I never told you about the dream,
The one where we stayed…
No goodbyes, no shadows,
Just a quiet forever we never had.
I used to believe in forever,
Now I believe in “for now”…
Holding tight to moments,
Because sometimes, that’s all i have.
I keep writing your name,
But autocorrect says “mistake”…
Maybe even my phone knows
What my heart refuses to admit.
This page isn’t blank,
It’s exhausted…
Words once fought to be born,
Now they just quietly sigh
My therapist asked how I feel,
So I handed her this poem…
Because sometimes the heart speaks best
In verses only broken souls understand.
I outgrew the version of me you loved,
And you never updated…
So here I stand, changed and new,
While you’re still stuck in old pages.
Sometimes healing looks like rage,
And I’m still learning to be gentle with my fire…

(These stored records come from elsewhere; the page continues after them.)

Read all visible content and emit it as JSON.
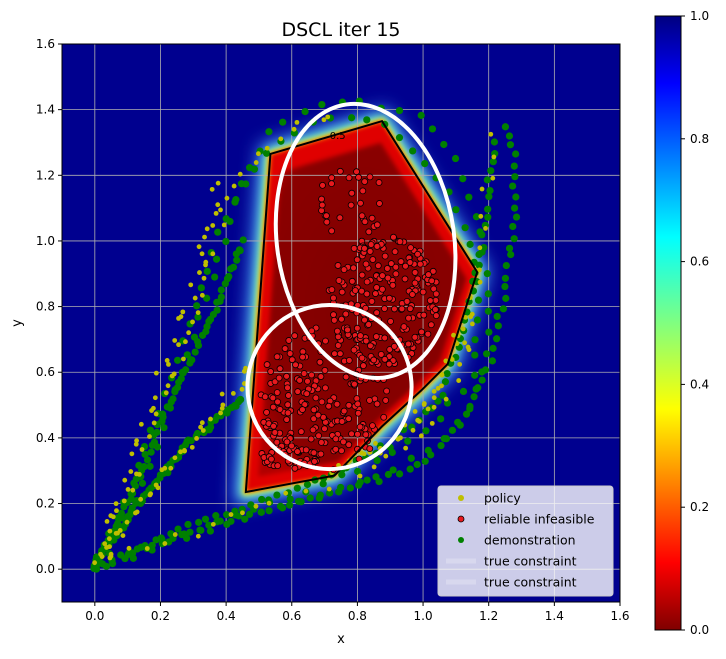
{
  "chart_data": {
    "type": "scatter",
    "title": "DSCL iter 15",
    "xlabel": "x",
    "ylabel": "y",
    "xlim": [
      -0.1,
      1.6
    ],
    "ylim": [
      -0.1,
      1.6
    ],
    "xticks": [
      "0.0",
      "0.2",
      "0.4",
      "0.6",
      "0.8",
      "1.0",
      "1.2",
      "1.4",
      "1.6"
    ],
    "yticks": [
      "0.0",
      "0.2",
      "0.4",
      "0.6",
      "0.8",
      "1.0",
      "1.2",
      "1.4",
      "1.6"
    ],
    "grid": true,
    "background_colormap": "jet_r",
    "colorbar": {
      "range": [
        0.0,
        1.0
      ],
      "ticks": [
        "0.0",
        "0.2",
        "0.4",
        "0.6",
        "0.8",
        "1.0"
      ]
    },
    "contour_label": "0.5",
    "learned_region_polygon": [
      [
        0.535,
        1.265
      ],
      [
        0.875,
        1.365
      ],
      [
        1.165,
        0.905
      ],
      [
        1.075,
        0.625
      ],
      [
        0.995,
        0.545
      ],
      [
        0.875,
        0.435
      ],
      [
        0.73,
        0.285
      ],
      [
        0.46,
        0.235
      ]
    ],
    "true_constraints": [
      {
        "type": "ellipse",
        "center": [
          0.825,
          1.0
        ],
        "rx": 0.27,
        "ry": 0.42,
        "tilt_deg": -8
      },
      {
        "type": "ellipse",
        "center": [
          0.715,
          0.555
        ],
        "rx": 0.25,
        "ry": 0.25,
        "tilt_deg": 0
      }
    ],
    "series_styles": [
      {
        "name": "policy",
        "color": "#bfbf00"
      },
      {
        "name": "reliable infeasible",
        "color": "#e8191e",
        "edge": "#000000"
      },
      {
        "name": "demonstration",
        "color": "#008000"
      }
    ],
    "legend": {
      "location": "lower right",
      "entries": [
        {
          "label": "policy",
          "marker": "dot",
          "color": "#bfbf00"
        },
        {
          "label": "reliable infeasible",
          "marker": "dot-edge",
          "color": "#e8191e"
        },
        {
          "label": "demonstration",
          "marker": "dot",
          "color": "#008000"
        },
        {
          "label": "true constraint",
          "marker": "line",
          "color": "#ffffff"
        },
        {
          "label": "true constraint",
          "marker": "line",
          "color": "#ffffff"
        }
      ]
    },
    "demonstration_paths": [
      [
        [
          0.0,
          0.0
        ],
        [
          0.1,
          0.15
        ],
        [
          0.2,
          0.4
        ],
        [
          0.3,
          0.7
        ],
        [
          0.38,
          0.95
        ],
        [
          0.45,
          1.18
        ],
        [
          0.55,
          1.35
        ],
        [
          0.7,
          1.42
        ],
        [
          0.85,
          1.42
        ],
        [
          1.0,
          1.38
        ],
        [
          1.1,
          1.25
        ],
        [
          1.17,
          1.05
        ],
        [
          1.2,
          0.85
        ],
        [
          1.2,
          0.68
        ],
        [
          1.15,
          0.5
        ],
        [
          1.05,
          0.38
        ],
        [
          0.85,
          0.28
        ],
        [
          0.6,
          0.2
        ],
        [
          0.3,
          0.1
        ],
        [
          0.0,
          0.0
        ]
      ],
      [
        [
          0.0,
          0.0
        ],
        [
          0.08,
          0.18
        ],
        [
          0.18,
          0.45
        ],
        [
          0.28,
          0.72
        ],
        [
          0.35,
          0.95
        ],
        [
          0.42,
          1.12
        ],
        [
          0.55,
          1.3
        ],
        [
          0.7,
          1.38
        ],
        [
          0.85,
          1.38
        ],
        [
          0.95,
          1.3
        ],
        [
          1.08,
          1.15
        ],
        [
          1.15,
          0.98
        ],
        [
          1.18,
          0.8
        ],
        [
          1.15,
          0.6
        ],
        [
          1.05,
          0.45
        ],
        [
          0.85,
          0.32
        ],
        [
          0.6,
          0.22
        ],
        [
          0.3,
          0.12
        ],
        [
          0.0,
          0.0
        ]
      ],
      [
        [
          0.0,
          0.0
        ],
        [
          0.1,
          0.2
        ],
        [
          0.2,
          0.45
        ],
        [
          0.3,
          0.65
        ],
        [
          0.38,
          0.82
        ],
        [
          0.43,
          0.95
        ],
        [
          0.45,
          1.0
        ]
      ],
      [
        [
          0.0,
          0.02
        ],
        [
          0.15,
          0.22
        ],
        [
          0.28,
          0.38
        ],
        [
          0.4,
          0.48
        ],
        [
          0.45,
          0.52
        ]
      ],
      [
        [
          0.0,
          0.0
        ],
        [
          0.2,
          0.08
        ],
        [
          0.4,
          0.15
        ],
        [
          0.6,
          0.2
        ],
        [
          0.8,
          0.25
        ],
        [
          1.0,
          0.32
        ],
        [
          1.12,
          0.45
        ],
        [
          1.2,
          0.62
        ],
        [
          1.25,
          0.85
        ],
        [
          1.28,
          1.05
        ],
        [
          1.28,
          1.25
        ],
        [
          1.25,
          1.35
        ]
      ],
      [
        [
          0.0,
          0.0
        ],
        [
          0.3,
          0.14
        ],
        [
          0.5,
          0.2
        ],
        [
          0.7,
          0.28
        ],
        [
          0.9,
          0.38
        ],
        [
          1.05,
          0.52
        ],
        [
          1.12,
          0.72
        ],
        [
          1.17,
          0.95
        ],
        [
          1.2,
          1.15
        ],
        [
          1.22,
          1.3
        ]
      ]
    ],
    "policy_paths": [
      [
        [
          0.02,
          0.05
        ],
        [
          0.1,
          0.25
        ],
        [
          0.2,
          0.5
        ],
        [
          0.3,
          0.75
        ],
        [
          0.36,
          0.95
        ],
        [
          0.42,
          1.15
        ],
        [
          0.5,
          1.28
        ],
        [
          0.6,
          1.35
        ],
        [
          0.72,
          1.38
        ]
      ],
      [
        [
          0.02,
          0.03
        ],
        [
          0.08,
          0.22
        ],
        [
          0.15,
          0.45
        ],
        [
          0.25,
          0.7
        ],
        [
          0.32,
          0.9
        ],
        [
          0.35,
          1.05
        ],
        [
          0.38,
          1.18
        ]
      ],
      [
        [
          0.02,
          0.02
        ],
        [
          0.15,
          0.22
        ],
        [
          0.3,
          0.4
        ],
        [
          0.4,
          0.52
        ],
        [
          0.47,
          0.6
        ]
      ],
      [
        [
          0.05,
          0.05
        ],
        [
          0.25,
          0.1
        ],
        [
          0.45,
          0.18
        ],
        [
          0.65,
          0.24
        ],
        [
          0.85,
          0.32
        ],
        [
          1.0,
          0.42
        ],
        [
          1.08,
          0.55
        ],
        [
          1.12,
          0.72
        ],
        [
          1.17,
          0.95
        ],
        [
          1.2,
          1.15
        ],
        [
          1.22,
          1.3
        ]
      ],
      [
        [
          0.75,
          0.32
        ],
        [
          0.9,
          0.38
        ],
        [
          1.0,
          0.48
        ],
        [
          1.08,
          0.62
        ],
        [
          1.15,
          0.78
        ]
      ]
    ],
    "infeasible_clusters": [
      {
        "center": [
          0.7,
          0.52
        ],
        "rx": 0.2,
        "ry": 0.22,
        "count": 200
      },
      {
        "center": [
          0.88,
          0.82
        ],
        "rx": 0.17,
        "ry": 0.2,
        "count": 200
      },
      {
        "center": [
          0.6,
          0.35
        ],
        "rx": 0.1,
        "ry": 0.05,
        "count": 35
      },
      {
        "center": [
          0.78,
          1.12
        ],
        "rx": 0.1,
        "ry": 0.12,
        "count": 30
      }
    ]
  }
}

Burning bridges, then rebuilding walls
A fragile dance between hurt and hope.
I whispered secrets to the night,
Hoping the stars would keep them safe…
But some truths slipped through the darkness,
Lost between silence and regret.
You said I was too much,
But maybe you were just too little…
Too small to hold the storm I am,
Too weak to face the waves I bring.
This poem will never be finished,
Like the way you never fully left…
Lingering like a shadow at dusk,
A presence that refuses goodbye.
I wasn’t born strong,
I was made that way by surviving…
Scars etched like badges of war,
A heart rebuilt from shattered pieces.
There’s a version of me somewhere
That never met you, she’s thriving.
She laughs louder, breathes freer,
And dreams without chains.
I changed the ending
But the beginning still hurts…
The first page stained with memories,
Ink bleeding sorrow that won’t fade.
I wrote this while staring at a ceiling full of cracks,
Like the pieces of me I never got to put back.
I don’t know where this poem ends,
Or if it ever truly began.
But the silence… oh, it still rhymes,
Whispering secrets through fractured times.
Each crack a story I hide away,
In shadows where my fears still stay.
This one came to me between blinking lights,
In the hush between goodbyes and sleepless nights.
I didn’t edit or erase or plan,
I just wrote down the truth as fast as I can.
Maybe it’s messy, maybe it’s raw,
But pain never asked for a single applause.
So read it slow, or not at all,
These lines were never scared to fall.